- Acceptance Criteria – Measurable terms of what must be done for a user story to be acceptable to the stakeholders.
- Backlog – Sometimes called a Product Backlog, the Backlog is a collection of user stories and tasks the development team will work on at some point in the future. Initially, this list consists of all obvious functionality, and it is allowed to grow and change as more is learned about the software.
- Iteration – Sometimes called a Sprint, an iteration is a fixed, specific length of time resulting in a small but complete piece of working software. Multiple iterations combined create a fully integrated product.

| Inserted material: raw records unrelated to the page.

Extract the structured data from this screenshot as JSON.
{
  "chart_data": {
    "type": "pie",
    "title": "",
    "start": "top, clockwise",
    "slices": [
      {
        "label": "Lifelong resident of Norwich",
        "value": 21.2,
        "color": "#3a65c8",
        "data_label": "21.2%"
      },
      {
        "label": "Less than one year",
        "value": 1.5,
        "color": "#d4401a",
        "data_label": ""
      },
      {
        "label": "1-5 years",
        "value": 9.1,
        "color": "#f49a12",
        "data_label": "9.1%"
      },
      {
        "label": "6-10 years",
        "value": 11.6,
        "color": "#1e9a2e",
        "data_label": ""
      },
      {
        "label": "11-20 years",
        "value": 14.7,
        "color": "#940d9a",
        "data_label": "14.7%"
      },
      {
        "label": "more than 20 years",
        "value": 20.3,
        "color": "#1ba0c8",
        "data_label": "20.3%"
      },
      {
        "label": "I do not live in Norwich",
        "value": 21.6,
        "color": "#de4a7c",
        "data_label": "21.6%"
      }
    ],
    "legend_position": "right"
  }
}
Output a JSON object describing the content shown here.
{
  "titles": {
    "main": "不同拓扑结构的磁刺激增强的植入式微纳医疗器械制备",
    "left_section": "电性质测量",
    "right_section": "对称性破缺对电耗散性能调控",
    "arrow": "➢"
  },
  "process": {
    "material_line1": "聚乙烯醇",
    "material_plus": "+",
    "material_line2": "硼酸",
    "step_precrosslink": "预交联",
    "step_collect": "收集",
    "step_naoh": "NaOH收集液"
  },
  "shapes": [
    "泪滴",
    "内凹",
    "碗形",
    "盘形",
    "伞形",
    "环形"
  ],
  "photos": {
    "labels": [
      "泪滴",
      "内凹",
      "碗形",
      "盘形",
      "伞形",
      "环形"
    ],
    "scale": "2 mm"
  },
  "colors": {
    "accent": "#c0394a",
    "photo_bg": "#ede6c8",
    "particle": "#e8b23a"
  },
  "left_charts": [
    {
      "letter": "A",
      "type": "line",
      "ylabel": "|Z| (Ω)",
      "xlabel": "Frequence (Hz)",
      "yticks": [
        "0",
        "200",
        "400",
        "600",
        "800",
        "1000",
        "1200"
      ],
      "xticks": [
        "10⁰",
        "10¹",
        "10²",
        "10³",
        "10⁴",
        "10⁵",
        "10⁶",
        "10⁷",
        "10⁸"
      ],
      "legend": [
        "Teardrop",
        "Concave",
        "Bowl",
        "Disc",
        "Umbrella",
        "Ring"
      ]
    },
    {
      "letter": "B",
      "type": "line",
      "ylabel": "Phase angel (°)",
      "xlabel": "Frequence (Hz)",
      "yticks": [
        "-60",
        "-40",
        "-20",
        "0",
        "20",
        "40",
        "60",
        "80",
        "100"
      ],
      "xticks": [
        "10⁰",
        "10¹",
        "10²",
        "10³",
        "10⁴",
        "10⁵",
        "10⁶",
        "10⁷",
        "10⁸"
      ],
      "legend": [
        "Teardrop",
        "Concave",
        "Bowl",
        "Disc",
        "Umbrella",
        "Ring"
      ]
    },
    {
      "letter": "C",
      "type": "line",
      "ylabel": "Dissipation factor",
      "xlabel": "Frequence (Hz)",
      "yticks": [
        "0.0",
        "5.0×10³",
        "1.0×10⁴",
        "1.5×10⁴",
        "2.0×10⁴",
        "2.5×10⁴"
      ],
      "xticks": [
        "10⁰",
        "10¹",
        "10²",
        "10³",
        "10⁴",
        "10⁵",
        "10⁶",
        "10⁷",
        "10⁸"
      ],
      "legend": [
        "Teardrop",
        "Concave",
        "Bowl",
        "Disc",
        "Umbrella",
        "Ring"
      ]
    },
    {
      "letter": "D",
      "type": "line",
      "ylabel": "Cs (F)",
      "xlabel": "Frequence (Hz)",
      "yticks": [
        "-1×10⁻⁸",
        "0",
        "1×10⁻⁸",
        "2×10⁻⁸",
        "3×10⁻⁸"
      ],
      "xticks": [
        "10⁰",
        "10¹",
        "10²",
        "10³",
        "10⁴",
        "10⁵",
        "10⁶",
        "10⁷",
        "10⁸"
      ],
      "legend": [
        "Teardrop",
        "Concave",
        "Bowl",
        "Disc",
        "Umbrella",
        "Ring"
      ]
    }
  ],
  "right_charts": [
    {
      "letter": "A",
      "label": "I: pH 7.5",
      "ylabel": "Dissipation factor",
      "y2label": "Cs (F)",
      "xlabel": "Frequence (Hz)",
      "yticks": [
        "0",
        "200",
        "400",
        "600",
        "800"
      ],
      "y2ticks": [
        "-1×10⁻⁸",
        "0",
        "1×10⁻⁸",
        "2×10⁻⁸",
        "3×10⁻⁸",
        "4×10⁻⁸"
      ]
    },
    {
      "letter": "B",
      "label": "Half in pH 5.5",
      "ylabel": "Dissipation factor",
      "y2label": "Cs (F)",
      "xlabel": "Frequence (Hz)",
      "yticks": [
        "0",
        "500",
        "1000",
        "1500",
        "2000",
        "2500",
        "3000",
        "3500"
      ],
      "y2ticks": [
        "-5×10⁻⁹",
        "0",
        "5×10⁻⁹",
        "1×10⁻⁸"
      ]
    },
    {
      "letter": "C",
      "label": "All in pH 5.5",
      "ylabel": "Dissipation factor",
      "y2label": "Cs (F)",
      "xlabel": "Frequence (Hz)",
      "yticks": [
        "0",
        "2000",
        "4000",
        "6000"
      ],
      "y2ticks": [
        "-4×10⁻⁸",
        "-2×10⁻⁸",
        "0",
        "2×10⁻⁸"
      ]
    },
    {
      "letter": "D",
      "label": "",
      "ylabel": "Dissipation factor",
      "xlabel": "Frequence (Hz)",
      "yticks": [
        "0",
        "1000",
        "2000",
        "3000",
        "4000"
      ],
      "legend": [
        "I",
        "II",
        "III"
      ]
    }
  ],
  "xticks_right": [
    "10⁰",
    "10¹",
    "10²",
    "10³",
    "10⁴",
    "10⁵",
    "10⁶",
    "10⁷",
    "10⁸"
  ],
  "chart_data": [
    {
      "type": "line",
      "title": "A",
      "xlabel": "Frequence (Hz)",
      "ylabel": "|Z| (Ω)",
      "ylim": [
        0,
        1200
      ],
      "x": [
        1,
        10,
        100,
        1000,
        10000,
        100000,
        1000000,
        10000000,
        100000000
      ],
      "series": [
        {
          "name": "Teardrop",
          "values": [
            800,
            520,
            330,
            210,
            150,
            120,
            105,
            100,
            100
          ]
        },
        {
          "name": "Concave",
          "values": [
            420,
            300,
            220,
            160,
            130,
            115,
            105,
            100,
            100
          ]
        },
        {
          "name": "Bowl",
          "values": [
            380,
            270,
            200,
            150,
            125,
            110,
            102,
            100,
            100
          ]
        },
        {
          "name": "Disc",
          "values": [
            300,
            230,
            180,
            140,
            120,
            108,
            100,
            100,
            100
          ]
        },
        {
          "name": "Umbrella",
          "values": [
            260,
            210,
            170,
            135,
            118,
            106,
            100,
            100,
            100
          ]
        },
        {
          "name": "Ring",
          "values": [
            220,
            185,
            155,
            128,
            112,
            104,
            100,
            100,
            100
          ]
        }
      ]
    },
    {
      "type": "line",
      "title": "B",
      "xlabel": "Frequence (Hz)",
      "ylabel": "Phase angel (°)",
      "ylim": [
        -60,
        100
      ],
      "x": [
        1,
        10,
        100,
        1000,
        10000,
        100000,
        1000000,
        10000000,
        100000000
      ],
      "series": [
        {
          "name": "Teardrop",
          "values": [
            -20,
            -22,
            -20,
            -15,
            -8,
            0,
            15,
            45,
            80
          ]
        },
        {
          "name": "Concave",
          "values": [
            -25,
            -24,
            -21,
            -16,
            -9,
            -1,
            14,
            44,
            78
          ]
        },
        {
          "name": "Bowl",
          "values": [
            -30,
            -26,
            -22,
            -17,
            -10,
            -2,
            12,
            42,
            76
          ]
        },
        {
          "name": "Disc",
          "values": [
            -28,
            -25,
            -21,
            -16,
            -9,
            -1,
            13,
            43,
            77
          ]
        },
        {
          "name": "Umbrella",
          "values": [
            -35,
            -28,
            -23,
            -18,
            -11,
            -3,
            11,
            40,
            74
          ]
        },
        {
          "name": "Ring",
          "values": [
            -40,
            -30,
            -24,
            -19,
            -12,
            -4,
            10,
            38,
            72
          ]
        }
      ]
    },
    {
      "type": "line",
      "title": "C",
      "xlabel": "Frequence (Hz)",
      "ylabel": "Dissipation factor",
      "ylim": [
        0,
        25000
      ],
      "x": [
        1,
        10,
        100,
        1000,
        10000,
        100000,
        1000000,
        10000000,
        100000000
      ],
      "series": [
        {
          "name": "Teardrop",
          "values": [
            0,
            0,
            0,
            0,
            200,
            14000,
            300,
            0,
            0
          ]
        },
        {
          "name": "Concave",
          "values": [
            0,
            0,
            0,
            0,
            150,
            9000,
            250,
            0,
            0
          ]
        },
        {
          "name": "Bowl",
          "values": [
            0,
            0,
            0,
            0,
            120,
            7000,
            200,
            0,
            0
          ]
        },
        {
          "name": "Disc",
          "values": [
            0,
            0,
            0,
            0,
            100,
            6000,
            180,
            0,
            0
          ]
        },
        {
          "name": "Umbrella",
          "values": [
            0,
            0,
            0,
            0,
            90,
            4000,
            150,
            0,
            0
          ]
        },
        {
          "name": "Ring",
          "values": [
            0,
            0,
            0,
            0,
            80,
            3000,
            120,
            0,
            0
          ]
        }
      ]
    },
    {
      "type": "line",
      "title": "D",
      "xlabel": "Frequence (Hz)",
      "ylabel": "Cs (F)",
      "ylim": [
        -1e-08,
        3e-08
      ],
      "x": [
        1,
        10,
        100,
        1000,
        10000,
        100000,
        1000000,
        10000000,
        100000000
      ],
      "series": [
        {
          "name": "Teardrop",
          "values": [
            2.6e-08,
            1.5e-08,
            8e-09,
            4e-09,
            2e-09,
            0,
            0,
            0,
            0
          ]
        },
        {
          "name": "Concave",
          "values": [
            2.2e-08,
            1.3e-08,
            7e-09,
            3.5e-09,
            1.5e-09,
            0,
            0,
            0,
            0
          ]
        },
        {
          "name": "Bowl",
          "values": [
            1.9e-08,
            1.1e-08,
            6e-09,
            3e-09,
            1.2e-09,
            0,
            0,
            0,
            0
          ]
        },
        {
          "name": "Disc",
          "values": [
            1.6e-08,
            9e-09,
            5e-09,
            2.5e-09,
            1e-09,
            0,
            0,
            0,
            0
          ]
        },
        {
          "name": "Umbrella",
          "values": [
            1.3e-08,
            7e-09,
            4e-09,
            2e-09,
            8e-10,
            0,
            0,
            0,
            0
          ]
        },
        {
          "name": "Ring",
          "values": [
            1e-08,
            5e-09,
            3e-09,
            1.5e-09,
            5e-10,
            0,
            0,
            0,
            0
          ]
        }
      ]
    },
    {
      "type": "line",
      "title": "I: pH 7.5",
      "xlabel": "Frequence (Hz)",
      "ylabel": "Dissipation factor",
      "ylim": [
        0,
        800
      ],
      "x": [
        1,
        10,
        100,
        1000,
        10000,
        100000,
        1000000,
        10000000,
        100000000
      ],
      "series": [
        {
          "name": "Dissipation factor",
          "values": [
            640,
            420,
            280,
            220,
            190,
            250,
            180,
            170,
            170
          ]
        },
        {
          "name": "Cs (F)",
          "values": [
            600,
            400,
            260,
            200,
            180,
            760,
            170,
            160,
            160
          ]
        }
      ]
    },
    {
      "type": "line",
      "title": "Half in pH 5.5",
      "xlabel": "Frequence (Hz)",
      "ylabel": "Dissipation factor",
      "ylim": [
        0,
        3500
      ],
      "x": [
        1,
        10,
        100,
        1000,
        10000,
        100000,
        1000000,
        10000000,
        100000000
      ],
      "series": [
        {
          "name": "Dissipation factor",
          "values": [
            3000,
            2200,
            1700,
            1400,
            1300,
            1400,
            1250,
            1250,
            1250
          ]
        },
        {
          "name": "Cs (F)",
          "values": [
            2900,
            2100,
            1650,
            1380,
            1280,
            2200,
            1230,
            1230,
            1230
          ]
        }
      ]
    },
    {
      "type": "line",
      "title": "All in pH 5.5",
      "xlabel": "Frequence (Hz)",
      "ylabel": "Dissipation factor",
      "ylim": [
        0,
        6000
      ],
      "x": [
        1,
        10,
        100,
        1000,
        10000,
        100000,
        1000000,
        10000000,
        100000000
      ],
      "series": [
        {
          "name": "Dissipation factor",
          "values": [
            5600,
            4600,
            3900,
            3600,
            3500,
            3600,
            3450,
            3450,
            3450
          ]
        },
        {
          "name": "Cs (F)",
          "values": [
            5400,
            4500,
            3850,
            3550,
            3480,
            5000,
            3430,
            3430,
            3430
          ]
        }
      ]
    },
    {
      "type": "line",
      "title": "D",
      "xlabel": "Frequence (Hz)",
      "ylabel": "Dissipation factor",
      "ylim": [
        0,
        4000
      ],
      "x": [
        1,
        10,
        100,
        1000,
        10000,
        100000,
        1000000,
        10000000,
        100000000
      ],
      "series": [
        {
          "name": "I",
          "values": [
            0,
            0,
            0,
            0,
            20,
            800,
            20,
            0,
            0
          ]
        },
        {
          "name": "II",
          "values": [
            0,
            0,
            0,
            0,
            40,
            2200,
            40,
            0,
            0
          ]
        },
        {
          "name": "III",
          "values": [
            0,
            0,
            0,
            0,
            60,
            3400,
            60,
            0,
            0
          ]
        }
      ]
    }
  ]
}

- Planning Poker – Planning Poker is a consensus-based estimation technique for estimating. Using this methodology, individual user stories are presented for estimation, and after a period of discussion, each developer chooses from his own deck the numbered card that represents his estimate of how much work is involved in the story being discussed. All estimates are kept private until each participant has chosen a card. At that time, all estimates are revealed and discussion can begin again. The method has been popularized by Mike Cohn in his book Agile Estimating and Planning, and studies have credited it with less optimistic and more accurate estimations than other methods (K. Molokken-Ostvold and N.C. Haugen)
- Retrospective – A meeting where a development team looks back on the previous iteration so that they can learn from their experience and apply this learning to future projects.
- Stakeholders – Customer representatives from the business who are actively engaged in the project. They prioritize user stories and give real-time feedback throughout iterations.
- Story Points – A measure of magnitude of a paticular user story, and it\’s size relative to the size of other user stories. Story points enable effort to be estimated without trying to estimate how long it will take.
- User Stories – A very high-level definition of a requirement, containing just enough information so that the developers can produce a reasonable estimate of the effort to implement it.